11 of 164 comments (clear)

  1. non-remarkable non-LTS by KiloByte · · Score: 4, Insightful

    Not sure why we would care -- it's just an old already-replaced short lived release. The release Ubuntu users should care about is 14.04 (supported until 2019-04) as it's the last one with a sane init.

    --
    The creatures outside looked from Alt-Right to Antifa; but already it was impossible to say which was which.
    1. Re:non-remarkable non-LTS by Anonymous Coward · · Score: 5, Interesting

      I have been trying not to care about this init stuff. Through a series of upgrades I've ended up with one machine still stuck with upstart and another on systemd, and I didn't want to get involved in this discussion. I figured I'd just adapt to whatever.

      Let's just say I have reached the point of caring. :-/

      One small thing to start: how the fuck is it not the default behaviour of journalctl to linewrap so you can actually see all the errors?

      I am no sysadmin. I've been using Linux for about 24 years, day-in, day-out, in one capacity or another (back from the 0.99pl12 days, stack of floppy disks, 486 with 8 megs of RAM and a tiny hard disk) and I'm still confident and happy saying I am no sysadmin. I accept my limits; I know I am a developer just *using* it with admittedly pretty significant day-to-day acquired knowledge, I'm not operating it as a sysadmin with studied expertise. I look like an expert to others; I don't feel like an expert.

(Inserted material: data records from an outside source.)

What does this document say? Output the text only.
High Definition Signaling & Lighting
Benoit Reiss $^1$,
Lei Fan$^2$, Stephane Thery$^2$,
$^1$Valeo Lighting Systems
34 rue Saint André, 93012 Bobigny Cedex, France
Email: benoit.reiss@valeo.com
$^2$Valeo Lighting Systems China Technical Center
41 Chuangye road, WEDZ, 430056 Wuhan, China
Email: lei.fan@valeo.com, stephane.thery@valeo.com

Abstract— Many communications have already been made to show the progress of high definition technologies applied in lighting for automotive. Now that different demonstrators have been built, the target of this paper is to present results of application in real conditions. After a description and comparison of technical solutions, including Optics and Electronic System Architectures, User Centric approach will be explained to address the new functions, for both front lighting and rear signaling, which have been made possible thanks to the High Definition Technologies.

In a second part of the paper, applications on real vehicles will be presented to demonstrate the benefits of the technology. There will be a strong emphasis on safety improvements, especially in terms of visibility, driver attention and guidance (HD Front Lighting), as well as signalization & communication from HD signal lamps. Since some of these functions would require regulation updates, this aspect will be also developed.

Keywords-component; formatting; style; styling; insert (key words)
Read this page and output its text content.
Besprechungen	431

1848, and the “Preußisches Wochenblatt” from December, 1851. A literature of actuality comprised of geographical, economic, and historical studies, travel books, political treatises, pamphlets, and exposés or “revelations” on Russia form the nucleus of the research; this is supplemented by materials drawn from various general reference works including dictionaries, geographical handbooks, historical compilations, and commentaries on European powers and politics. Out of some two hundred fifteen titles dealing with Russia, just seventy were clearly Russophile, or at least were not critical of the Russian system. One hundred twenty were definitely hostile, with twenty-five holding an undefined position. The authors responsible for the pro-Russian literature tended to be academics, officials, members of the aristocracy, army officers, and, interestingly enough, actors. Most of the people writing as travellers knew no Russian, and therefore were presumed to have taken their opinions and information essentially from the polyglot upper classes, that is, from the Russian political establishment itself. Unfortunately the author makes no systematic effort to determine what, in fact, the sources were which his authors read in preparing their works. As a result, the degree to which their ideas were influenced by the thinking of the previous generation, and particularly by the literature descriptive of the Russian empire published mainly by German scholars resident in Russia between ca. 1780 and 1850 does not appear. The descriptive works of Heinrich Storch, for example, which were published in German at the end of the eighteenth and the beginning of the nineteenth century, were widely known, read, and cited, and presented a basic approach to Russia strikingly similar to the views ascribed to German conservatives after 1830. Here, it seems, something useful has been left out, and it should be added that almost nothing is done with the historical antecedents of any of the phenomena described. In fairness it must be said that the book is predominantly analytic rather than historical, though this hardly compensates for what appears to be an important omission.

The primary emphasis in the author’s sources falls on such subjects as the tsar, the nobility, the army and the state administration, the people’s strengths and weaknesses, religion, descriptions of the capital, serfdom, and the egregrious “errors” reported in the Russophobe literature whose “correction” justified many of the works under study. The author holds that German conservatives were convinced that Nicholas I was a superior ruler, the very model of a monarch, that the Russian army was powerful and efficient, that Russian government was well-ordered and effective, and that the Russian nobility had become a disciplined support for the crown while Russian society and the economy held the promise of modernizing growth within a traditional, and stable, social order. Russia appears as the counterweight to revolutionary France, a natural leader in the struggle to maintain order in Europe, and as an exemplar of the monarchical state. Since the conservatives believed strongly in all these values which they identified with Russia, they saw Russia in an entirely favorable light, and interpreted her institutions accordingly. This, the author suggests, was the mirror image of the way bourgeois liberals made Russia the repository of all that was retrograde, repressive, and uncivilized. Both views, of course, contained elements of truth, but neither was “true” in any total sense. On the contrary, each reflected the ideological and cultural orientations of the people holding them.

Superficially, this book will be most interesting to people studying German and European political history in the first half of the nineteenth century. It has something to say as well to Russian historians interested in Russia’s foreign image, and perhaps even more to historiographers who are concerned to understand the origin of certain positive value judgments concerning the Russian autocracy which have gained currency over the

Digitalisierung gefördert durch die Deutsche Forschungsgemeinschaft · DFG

      So I expected some relearning and some frustration, but fuck me I didn't expect to feel patronised.

    2. Re:non-remarkable non-LTS by Anonymous Coward · · Score: 4, Informative

      And it isn't journalctl's job to truncate log lines to the width of the terminal. Yet it does.

    3. Re: non-remarkable non-LTS by Anonymous Coward · · Score: 4, Insightful

      Considering that the default behaviour for the past forty years, for all Unix systems, has been to print out lines unaltered, wrapping them when necessary, why the hell do users have to adjust to new behaviour? This is altering the system's behaviour, contrary to end user expectations, for no good reason that I am able to discern.

      Two minutes of googling? Multiply that by however many thousands of sysadmins are out there and having to deal with this bullshit. Multiply that by however many times a sysadmin gets tripped up before baking it into a system image as a default, plus the number of times they get caught with a new release.

      Arguing "you can change the behaviour back, quit whining" simply doesn't cut it in the context of systems that are managed by the thousands.

    4. Re:non-remarkable non-LTS by thegarbz · · Score: 5, Insightful

      Journalctrl is not a grep of a dumb text file. It's job is to do whatever it was designed to do by the author.

      Fortunately the author made it quite configurable. Just export SYSTEMD_PAGER=less, and journalctl will look 100% identical to your previous ways of working. Or just ignore journalctl and set it to output to syslog and it will actually be 100% identical to your previous way of working (with the addition of boot messages in the syslog).

      Complaining about something more configurable that offers a complete compatibility with your own way of working looks childish.

  2. Also, today by I'm+New+Around+Here · · Score: 4, Funny

    You should replace the batteries in your smoke alarm.

    --
    If you think I voted for Trump because of this post, you're wrong. I voted for Dr. Jill Stein of the Green Party. Again.
  3. Nine Whole Months by Anonymous Coward · · Score: 5, Insightful

    But sixteen years is not enough for Windows XP?

    Bring on the excuses...

    1. Re:Nine Whole Months by NoNonAlphaCharsHere · · Score: 4, Funny

      Yeah, but at least XP didn't have systemd.

  4. Rolling Release by Philotomy · · Score: 4, Interesting

    This kind of thing is one reason I switched to a rolling release distro (Arch, in my case). I won't be going back.

    1. Re:Rolling Release by somenickname · · Score: 4, Insightful

      Meanwhile the people who use their computers to get work done use the LTS releases, Debian stable, CentOS, etc.

    2. Re:Rolling Release by thegarbz · · Score: 4, Insightful

      Because the ever moving target of rolling releases which could change at any moment are so much better than running the command "do-release-upgrade" every 6 or so months?